A absolvição de Renan Calheiros pelos seus pares não surpreende, porque coisas do gênero são comuns na vida pública brasileira. O mal maior é a podridão permanente que viceja no círculo parlamentar e por extensão em muitos pontos da esfera governamental, tanto em Brasília como nos Estados e municípios. No caso específico do presidente do Senado, ele ainda será objeto de julgamentos nos tribunais, por conta de várias acusações, o que manterá o foco das atenções nos parlamentos em Brasília. Enquanto isso ocorrer, o Senado pouco produzirá de útil e a comunidade parlamentar ainda ficará centrada nessa questão, tão de seu agrado, porque os políticos se nutrem das coisas putrefatas que envolvem seus próprios companheiros (pois em tudo há disputa política) e sobretudo os adversários.

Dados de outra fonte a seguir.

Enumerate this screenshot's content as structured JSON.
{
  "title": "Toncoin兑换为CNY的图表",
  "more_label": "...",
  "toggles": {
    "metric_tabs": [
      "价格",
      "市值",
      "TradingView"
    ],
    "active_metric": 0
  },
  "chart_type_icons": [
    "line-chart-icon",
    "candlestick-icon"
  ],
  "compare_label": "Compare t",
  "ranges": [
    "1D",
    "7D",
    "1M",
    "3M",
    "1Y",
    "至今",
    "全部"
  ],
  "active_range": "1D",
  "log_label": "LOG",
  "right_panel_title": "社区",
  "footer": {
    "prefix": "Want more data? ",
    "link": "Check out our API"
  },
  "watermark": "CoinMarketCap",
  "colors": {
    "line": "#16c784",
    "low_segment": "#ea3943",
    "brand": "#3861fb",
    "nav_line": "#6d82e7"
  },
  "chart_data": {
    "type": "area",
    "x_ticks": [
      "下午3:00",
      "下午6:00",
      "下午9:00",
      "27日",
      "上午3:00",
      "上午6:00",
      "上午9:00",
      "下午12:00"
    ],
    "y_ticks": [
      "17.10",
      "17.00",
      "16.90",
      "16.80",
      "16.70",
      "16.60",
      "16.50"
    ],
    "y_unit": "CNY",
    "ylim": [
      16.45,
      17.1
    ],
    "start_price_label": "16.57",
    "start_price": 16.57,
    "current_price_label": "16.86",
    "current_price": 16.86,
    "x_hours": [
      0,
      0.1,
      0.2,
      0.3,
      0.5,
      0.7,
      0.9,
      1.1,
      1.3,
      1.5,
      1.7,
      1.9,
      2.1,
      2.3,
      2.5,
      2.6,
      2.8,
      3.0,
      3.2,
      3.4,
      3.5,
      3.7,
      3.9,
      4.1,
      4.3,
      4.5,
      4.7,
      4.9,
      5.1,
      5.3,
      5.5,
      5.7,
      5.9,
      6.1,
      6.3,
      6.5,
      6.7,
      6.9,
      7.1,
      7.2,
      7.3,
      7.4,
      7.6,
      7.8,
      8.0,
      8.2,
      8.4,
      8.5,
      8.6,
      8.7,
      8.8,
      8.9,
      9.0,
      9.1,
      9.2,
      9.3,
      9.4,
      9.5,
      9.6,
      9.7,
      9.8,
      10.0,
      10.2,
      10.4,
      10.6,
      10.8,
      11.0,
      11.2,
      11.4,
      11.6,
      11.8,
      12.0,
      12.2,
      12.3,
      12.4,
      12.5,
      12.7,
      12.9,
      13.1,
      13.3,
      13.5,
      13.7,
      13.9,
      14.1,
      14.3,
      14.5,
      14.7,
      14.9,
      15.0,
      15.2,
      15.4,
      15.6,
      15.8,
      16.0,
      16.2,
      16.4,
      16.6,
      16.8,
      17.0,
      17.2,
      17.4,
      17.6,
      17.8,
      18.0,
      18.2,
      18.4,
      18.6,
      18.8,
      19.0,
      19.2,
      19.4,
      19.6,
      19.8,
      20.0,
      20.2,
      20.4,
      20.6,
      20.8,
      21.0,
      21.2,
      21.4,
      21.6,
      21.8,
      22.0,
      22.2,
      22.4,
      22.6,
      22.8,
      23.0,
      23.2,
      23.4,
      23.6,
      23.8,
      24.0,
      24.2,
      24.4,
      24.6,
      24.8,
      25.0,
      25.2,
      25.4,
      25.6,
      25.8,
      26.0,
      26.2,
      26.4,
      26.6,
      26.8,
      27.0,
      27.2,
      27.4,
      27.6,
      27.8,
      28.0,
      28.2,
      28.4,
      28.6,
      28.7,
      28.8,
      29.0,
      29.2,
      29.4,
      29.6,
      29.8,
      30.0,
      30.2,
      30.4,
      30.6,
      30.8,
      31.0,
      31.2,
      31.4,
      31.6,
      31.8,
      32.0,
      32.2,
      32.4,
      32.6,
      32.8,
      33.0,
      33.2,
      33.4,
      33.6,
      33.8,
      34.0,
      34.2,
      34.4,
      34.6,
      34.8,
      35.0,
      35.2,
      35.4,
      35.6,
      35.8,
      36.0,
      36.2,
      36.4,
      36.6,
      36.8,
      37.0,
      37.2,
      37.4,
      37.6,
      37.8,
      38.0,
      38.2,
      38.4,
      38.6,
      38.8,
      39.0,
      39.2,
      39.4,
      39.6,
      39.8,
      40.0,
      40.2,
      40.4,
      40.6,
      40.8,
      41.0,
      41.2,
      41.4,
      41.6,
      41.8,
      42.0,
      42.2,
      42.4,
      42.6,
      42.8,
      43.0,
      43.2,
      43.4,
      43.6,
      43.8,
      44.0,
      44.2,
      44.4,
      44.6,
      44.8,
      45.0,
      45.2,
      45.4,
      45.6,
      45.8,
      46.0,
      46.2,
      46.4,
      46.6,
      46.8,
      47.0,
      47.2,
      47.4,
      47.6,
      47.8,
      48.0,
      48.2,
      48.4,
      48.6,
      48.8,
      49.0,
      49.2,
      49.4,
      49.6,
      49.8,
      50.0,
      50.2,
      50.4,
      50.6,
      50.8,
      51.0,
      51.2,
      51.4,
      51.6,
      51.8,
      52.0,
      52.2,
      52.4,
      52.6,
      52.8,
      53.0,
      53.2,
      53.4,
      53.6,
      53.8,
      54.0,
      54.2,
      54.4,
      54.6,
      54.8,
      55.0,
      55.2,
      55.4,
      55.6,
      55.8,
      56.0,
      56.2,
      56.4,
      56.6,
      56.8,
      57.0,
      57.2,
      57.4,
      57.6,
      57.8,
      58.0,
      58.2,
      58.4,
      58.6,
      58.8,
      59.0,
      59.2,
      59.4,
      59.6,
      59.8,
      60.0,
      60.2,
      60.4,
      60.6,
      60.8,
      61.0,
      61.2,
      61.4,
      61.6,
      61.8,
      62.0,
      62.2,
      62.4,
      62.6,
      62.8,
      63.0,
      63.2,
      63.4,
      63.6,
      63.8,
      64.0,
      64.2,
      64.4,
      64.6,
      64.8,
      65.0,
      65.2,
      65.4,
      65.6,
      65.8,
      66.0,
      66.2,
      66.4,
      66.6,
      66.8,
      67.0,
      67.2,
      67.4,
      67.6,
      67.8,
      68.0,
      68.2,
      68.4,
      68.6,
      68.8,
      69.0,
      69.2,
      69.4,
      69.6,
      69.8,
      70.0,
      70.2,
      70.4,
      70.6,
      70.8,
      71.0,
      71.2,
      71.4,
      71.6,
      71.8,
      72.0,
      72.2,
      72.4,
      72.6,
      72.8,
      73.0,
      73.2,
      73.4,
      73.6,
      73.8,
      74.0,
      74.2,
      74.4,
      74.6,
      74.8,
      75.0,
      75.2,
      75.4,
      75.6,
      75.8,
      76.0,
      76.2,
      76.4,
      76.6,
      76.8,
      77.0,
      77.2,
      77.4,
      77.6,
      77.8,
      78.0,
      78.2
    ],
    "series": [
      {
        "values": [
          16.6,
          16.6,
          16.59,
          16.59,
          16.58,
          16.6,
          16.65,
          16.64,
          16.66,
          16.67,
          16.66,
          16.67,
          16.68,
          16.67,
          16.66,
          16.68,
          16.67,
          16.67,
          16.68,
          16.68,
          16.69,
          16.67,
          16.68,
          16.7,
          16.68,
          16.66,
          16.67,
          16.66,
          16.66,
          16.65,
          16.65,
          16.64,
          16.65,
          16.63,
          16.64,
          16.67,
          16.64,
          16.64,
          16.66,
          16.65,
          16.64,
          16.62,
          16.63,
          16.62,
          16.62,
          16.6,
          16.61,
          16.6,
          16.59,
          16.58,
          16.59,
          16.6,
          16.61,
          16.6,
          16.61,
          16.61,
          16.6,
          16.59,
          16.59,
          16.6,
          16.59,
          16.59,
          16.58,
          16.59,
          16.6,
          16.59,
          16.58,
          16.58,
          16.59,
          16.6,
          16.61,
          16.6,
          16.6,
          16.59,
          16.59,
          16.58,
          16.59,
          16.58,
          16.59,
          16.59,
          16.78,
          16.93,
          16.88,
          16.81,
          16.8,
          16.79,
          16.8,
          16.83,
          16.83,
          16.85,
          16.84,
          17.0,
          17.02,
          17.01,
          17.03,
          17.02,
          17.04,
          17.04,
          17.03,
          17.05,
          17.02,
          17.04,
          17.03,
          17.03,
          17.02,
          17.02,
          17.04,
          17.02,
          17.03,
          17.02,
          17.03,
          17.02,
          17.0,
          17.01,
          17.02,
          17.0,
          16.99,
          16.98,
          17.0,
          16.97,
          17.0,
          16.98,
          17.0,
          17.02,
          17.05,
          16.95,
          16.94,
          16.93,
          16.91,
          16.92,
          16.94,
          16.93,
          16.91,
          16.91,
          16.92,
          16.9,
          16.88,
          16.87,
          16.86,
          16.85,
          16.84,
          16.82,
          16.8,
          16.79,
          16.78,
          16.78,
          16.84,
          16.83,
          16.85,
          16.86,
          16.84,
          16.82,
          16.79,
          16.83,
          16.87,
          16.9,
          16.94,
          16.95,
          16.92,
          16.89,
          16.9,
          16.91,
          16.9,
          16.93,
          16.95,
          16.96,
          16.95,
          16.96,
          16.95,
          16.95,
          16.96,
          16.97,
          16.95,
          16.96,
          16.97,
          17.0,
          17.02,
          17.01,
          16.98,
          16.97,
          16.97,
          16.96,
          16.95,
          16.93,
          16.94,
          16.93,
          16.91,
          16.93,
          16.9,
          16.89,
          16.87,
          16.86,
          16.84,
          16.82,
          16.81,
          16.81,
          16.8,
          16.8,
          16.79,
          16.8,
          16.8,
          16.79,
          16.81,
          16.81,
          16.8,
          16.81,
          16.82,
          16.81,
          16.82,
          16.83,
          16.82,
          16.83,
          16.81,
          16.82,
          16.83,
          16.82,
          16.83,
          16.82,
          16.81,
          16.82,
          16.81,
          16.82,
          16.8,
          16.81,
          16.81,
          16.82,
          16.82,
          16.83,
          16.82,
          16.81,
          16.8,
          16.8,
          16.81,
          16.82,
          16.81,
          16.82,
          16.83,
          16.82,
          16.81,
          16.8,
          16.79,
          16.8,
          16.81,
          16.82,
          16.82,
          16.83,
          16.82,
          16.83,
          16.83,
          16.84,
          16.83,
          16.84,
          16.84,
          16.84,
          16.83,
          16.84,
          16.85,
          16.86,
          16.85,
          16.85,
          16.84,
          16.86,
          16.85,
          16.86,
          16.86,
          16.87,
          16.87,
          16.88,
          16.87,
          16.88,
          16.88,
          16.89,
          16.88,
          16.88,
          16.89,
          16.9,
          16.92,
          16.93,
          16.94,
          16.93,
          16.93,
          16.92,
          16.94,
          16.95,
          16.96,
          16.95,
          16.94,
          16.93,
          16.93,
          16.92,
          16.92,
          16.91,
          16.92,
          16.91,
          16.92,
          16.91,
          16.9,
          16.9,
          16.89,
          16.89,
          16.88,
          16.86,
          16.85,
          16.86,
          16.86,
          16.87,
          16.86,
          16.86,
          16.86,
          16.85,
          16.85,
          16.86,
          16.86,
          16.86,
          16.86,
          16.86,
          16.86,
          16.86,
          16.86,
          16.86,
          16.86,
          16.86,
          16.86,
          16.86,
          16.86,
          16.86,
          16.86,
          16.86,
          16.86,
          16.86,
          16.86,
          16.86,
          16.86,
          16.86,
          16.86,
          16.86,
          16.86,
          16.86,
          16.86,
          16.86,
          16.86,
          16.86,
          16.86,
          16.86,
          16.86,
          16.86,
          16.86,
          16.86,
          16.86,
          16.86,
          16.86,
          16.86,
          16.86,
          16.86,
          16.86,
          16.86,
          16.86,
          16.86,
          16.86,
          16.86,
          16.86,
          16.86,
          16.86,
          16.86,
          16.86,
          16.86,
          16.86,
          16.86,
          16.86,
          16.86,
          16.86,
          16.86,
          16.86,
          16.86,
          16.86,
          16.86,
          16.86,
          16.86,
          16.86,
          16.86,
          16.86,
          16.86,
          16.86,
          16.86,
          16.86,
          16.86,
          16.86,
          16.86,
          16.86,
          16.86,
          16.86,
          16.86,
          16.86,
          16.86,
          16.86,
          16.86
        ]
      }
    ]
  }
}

Quantos dias foram gastos, ultimamente, para discutir o caso Renan! E não foi diferente dos tempos imediatamente anteriores, porque os parlamentos só têm se ocupado de CPIs, acusações e contra-acusações, em torno de histórias de corrupção no próprio meio. Assim é na capital da República, assim em casas como a Assembléia Legislativa do Paraná, onde agora se discute o caso da sogra fantasma. Ao Governo interessou a absolvição de Renan em primeira ''instância'' e para isso instruiu a companheirada no Senado a omitir-se e assim livrar o homem de cassação. Porque Renan é do time dos aliados, e embora fraquejado no momento, é ainda uma forte ferramenta para, por exemplo, articular a aprovação da continuidade da CMPF. Um tributo que rende a polpuda receita de R$ 36 bilhões anuais. Dinheiro que sustenta (inclusive) a farra pública e as barganhas políticas, mesmo que algumas de forma lícita.
O líder do PSDB Arthur Virgílio chamou de delinquentes os que se isentaram de votar, mas no condomínio parlamentar são todos inquilinos e se abrigam no mesmo teto. Significando que, ressalvadas as pouquíssimas exceções, todos ali articulam-se harmoniosamente entre si quando lhes convém. Tanto que, durante a sessão do Senado, Renan utilizou-se da chantagem para ameaçar companheiros de tornar públicos fatos escusos relacionados com a vida deles. Se ele ameaça, é porque tais fatos devem existir, e se tem se omitido de dizer isso - eventualmente sendo de interesse público - é porque pactua com o que esconde. Mas não poupou a conterrânea e rival, a ex-senadora Heloisa Helena, declarando que ela sonegou R$ 1 milhão de impostos, em Alagoas.
Os políticos se entredevoram ou acobertam irregularidades mútuas, segundo as conveniências. Hilariante foi a declaração do presidente da Câmara, Arlindo Chinaglia (PT), ante a ação de seguranças que impediram a entrada de deputados no recinto da sessão do Senado, esbravejando que ''ninguém pode sofrer violência no Congresso''. Mas os congressistas a praticam contra o povo, como comumente o fazem, por todas as formas sobejamente conhecidas. Certo é que a eventual punição de Renan não seria sinônimo de saneamento do Congresso. O que acaba de acontecer é apenas mais uma evidência de que é preciso reformular tudo na vida pública brasileira. Porque, no exato momento em que o leitor corre os olhos por esta linha deve estar ocorrendo no âmbito governamental alguma irregularidade.